A Gentle AwakeningIf you decide to wake your little one up because of their crying, keep their awakening gentle. If they need a light feeding, try to keep the disruption to a minimum and place them back in their crib as soon as you’re done, rather than allow them to fully wake up.
Adjusting BedtimeBedtime routines are essential for infants. Having a strong pattern to follow each night can help them sleep better and stop them from waking up if they’re feeling any momentary discomfort. Your routine doesn’t have to be complicated or lengthy — the most important thing is that you keep things consistent each night.
Make them More Comfortable
Making sure your baby is 100% comfortable and safe in their crib will help you to worry less about them if you hear them crying every now and then. By ruling out any possible causes of distress, such as uncomfortable bedding, poor clothing choices that are scratchy, or a room that is either too cold or hot, you’ll be less tempted to wake them up and comfort them when they cry out.
Why Do Babies Wake Up and Start Crying?
If your baby is waking up and crying regularly at night, this is completely normal too. It takes a while for babies to learn how to sleep for long stretches through the night and they’ll often wake up during the night, followed quickly by crying because they’re trying to communicate with adults about how they’re feeling or what they need.
Potential Reasons Your Baby Wakes Up Crying
- Needs changing
- Needs comfort
- Too hot or cold
Solutions for Helping Your Crying Baby when They’re AwakeThe best way to help a baby who has woken up crying is to quickly figure out what they need. By giving them a feed, some attention or adjusting the room temperature, it may be possible to get them to sleep again.
A Checklist for Crying Babies
- Have you checked that it’s not too hot or cold? Sometimes when transitioning between seasons, the temperature can change quickly without you realizing and as babies are sensitive to this, you’ll need to be careful about adjusting things like heating settings or air conditioning.

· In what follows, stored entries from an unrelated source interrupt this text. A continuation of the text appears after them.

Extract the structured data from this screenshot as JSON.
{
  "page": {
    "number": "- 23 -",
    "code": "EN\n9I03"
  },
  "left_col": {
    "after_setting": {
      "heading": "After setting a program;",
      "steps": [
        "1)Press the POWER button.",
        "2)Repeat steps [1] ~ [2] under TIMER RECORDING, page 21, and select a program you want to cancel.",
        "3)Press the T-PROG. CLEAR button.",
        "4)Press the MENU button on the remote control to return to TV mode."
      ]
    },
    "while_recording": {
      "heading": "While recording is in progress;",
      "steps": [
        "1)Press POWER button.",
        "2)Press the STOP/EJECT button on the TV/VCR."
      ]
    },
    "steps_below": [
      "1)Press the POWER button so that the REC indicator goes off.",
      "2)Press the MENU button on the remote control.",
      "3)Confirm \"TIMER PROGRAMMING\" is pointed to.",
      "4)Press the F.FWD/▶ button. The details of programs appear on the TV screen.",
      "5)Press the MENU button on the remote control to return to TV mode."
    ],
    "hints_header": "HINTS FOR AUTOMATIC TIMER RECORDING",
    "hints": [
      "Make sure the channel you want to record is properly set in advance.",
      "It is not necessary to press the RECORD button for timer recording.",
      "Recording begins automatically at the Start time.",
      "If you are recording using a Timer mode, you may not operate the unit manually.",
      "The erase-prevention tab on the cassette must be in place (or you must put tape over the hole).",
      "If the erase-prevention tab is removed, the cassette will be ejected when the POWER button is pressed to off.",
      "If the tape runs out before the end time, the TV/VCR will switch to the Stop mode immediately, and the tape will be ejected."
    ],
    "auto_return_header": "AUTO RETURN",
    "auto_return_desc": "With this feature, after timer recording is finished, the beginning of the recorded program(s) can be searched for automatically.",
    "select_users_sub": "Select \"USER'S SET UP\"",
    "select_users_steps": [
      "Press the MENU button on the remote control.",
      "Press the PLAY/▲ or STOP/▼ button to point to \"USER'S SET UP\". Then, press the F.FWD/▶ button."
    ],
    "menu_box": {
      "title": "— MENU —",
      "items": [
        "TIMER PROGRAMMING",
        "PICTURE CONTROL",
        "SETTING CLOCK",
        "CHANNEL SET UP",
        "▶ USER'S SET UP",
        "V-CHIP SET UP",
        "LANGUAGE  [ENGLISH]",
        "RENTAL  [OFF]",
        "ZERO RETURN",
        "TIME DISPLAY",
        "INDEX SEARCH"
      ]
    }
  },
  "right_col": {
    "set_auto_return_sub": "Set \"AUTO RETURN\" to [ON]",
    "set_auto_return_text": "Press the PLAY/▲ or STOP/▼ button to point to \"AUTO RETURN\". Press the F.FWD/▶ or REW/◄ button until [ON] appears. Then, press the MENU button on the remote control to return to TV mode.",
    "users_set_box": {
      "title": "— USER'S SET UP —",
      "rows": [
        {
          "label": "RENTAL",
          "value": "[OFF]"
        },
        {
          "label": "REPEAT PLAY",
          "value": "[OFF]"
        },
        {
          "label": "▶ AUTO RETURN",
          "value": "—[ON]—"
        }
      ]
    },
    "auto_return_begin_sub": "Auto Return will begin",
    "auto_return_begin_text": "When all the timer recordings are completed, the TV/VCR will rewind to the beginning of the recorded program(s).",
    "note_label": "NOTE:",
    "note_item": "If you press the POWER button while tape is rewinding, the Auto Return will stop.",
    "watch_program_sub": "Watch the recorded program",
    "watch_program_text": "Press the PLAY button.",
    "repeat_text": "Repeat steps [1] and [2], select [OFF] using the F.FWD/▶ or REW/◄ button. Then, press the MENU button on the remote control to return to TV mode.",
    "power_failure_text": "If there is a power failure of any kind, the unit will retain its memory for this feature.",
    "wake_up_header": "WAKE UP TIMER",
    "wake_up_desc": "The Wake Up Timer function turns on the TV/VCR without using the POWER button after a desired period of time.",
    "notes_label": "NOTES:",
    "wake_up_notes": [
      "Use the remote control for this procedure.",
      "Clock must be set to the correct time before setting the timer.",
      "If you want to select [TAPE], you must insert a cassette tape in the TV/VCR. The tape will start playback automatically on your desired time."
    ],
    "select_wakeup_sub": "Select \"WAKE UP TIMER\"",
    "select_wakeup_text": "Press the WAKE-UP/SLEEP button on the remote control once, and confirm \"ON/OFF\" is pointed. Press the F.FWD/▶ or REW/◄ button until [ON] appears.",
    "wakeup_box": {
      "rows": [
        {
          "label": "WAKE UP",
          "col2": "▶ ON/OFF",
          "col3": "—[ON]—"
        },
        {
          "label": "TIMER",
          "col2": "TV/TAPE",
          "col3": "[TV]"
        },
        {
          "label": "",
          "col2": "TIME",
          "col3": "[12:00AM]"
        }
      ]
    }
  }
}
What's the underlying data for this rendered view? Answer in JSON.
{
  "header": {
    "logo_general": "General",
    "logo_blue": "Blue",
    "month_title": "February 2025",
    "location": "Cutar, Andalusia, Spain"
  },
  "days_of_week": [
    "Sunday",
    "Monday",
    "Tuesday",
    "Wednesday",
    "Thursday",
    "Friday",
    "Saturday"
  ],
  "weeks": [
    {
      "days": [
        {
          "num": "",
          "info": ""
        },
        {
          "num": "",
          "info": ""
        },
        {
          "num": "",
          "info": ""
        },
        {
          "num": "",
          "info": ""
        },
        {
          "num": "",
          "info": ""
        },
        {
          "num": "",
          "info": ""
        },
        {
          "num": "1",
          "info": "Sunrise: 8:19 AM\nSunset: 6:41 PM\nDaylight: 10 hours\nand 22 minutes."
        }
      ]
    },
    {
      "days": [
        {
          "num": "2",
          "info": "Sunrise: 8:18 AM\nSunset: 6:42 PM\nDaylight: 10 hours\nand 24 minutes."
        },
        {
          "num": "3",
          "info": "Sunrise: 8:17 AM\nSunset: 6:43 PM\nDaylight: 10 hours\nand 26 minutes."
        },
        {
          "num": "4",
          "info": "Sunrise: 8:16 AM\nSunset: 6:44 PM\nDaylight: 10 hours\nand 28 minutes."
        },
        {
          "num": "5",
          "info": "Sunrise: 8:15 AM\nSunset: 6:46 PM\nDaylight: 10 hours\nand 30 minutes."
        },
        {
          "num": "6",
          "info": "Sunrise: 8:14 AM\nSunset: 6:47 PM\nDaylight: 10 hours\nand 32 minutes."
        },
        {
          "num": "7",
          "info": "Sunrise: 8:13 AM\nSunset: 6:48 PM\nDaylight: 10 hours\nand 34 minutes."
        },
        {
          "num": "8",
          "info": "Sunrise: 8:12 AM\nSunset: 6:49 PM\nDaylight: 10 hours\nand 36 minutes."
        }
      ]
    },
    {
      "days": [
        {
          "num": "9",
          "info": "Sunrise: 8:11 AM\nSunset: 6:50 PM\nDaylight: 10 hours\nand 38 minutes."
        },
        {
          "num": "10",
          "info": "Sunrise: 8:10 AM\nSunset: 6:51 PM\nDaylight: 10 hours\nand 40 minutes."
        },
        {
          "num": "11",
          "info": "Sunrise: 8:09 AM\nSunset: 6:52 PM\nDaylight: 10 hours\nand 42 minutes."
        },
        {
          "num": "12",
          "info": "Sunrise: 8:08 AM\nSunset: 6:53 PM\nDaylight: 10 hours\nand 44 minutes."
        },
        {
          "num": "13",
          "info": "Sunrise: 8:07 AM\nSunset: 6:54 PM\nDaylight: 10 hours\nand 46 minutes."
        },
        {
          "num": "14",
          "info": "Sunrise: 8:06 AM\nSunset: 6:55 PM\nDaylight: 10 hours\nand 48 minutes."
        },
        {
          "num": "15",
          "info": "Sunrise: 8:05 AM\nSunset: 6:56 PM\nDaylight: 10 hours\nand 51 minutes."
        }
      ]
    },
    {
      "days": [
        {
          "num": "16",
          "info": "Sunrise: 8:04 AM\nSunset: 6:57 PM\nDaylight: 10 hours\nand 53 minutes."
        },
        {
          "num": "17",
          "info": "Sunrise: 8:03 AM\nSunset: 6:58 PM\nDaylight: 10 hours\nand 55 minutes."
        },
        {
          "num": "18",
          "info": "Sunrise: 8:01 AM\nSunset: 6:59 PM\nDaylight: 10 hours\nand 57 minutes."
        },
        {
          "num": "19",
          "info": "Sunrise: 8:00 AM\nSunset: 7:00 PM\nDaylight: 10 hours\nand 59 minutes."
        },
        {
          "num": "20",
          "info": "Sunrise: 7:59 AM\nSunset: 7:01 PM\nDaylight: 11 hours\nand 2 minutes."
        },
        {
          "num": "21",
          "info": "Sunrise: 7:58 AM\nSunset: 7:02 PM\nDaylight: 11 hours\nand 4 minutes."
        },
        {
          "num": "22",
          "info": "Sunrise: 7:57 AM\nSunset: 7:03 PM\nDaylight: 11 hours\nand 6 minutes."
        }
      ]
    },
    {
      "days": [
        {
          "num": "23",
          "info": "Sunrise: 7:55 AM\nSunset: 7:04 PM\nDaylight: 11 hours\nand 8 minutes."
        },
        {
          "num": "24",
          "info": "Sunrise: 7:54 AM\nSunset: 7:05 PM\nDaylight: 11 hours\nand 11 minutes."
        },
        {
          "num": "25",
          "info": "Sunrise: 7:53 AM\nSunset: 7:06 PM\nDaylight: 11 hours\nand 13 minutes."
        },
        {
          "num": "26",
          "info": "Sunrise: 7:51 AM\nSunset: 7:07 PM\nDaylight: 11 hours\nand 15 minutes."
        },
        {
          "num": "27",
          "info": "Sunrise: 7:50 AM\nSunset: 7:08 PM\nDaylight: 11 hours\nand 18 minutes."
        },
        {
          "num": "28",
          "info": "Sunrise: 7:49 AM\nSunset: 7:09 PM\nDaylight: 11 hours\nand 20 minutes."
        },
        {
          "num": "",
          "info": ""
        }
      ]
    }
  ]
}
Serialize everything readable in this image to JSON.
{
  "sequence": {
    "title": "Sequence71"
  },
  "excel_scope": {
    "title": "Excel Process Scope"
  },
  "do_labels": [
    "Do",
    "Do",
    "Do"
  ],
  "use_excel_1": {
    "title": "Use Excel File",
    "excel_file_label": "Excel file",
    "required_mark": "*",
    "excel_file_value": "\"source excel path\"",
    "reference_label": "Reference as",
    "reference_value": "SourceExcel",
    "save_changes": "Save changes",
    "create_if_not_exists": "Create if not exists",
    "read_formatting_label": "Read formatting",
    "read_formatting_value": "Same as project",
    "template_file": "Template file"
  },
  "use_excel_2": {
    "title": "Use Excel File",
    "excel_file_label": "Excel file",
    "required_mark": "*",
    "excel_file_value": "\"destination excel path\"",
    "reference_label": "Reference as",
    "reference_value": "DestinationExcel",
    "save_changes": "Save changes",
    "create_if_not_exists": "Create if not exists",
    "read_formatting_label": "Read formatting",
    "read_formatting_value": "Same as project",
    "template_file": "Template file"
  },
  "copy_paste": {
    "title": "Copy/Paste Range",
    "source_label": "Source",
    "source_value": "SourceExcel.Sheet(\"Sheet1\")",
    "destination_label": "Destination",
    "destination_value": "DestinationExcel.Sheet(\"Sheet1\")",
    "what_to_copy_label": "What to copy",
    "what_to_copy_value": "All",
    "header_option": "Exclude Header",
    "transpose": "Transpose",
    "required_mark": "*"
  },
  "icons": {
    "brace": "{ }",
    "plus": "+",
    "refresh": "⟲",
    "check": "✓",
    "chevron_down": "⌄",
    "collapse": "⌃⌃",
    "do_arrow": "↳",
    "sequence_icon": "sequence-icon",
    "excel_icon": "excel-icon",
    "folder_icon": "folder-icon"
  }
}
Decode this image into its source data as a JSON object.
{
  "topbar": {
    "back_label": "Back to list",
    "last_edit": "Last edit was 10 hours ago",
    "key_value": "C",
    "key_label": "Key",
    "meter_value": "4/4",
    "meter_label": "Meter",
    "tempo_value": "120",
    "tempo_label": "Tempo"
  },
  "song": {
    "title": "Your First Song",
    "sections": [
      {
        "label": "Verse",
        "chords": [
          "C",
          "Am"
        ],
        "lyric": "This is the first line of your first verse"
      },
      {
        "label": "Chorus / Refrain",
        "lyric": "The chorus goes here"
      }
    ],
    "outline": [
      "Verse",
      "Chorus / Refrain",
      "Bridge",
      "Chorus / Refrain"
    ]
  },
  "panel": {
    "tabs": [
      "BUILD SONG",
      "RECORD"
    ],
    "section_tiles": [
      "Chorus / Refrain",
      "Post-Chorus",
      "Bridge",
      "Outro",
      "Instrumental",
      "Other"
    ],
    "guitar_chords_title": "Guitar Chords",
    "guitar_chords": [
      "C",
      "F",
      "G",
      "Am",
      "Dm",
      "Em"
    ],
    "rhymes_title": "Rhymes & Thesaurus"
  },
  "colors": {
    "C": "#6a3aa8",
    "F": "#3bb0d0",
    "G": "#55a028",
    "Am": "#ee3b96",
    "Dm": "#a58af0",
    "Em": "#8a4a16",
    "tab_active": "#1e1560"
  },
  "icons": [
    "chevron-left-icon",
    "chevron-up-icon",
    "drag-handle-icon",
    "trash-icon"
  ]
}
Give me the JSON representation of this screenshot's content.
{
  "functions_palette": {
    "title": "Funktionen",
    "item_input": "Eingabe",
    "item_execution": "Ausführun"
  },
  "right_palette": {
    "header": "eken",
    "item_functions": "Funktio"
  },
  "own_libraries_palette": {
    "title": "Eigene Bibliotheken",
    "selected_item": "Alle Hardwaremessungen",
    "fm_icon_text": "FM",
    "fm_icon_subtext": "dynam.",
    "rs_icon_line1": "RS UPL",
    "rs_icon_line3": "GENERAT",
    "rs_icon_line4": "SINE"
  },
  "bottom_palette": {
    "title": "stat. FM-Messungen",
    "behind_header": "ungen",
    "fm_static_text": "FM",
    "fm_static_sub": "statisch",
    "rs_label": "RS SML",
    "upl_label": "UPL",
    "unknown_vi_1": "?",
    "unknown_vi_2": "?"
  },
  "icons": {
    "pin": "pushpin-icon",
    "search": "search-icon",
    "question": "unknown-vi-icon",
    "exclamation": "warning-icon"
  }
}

- Is your baby wearing the right clothes? A baby’s clothes can contribute to their ability to sleep massively and many babies will rely on the swaddle to give them the womb-like cozy comfort they crave in order to sleep. And if you’ve dropped the swaddle because your little one is too old (over 2 months), they may find it hard to sleep because of this. In these situations, it’s recommended that you explore swaddle transition options, such as our Zipadee-Zip!
- Are there any noises or distractions affecting your baby’s sleep? Even the smallest noises, vibrations or light from gadgets or outside can disrupt your baby’s sleep. Try to cut these out so your baby can sleep soundly.
Strengthen Nighttime Routines
A strong nighttime routine can help with many sleep-related issues, such as your child not sleeping in the first place or regularly waking up and crying. If your child is well-fed, relaxed and cozy from their bedtime ritual, they’ll be in a much better state to sleep through the night.
To prevent them from crying out whenever they wake up, consider optimizing the set of steps you take with your baby each night.
For more on this topic, check out our guide: Baby Crying at Night: Causes and Solutions
Do I Need to Contact a Doctor?
We understand that hearing your baby crying at night, either while they sleep or after they wake, can sometimes be worrying. And if there is something about your little one's behavior that’s giving you cause for concern, or if you suspect their reason for crying is because of an illness or related health issue, consult your doctor.
If you’re still thinking “but why do babies cry in their sleep?” your child’s pediatrician may help you achieve more clarity about what’s happening at their specific stage of development — whether they can explain a specific use for your little one or simply reassure you that everything your child is doing is completely normal.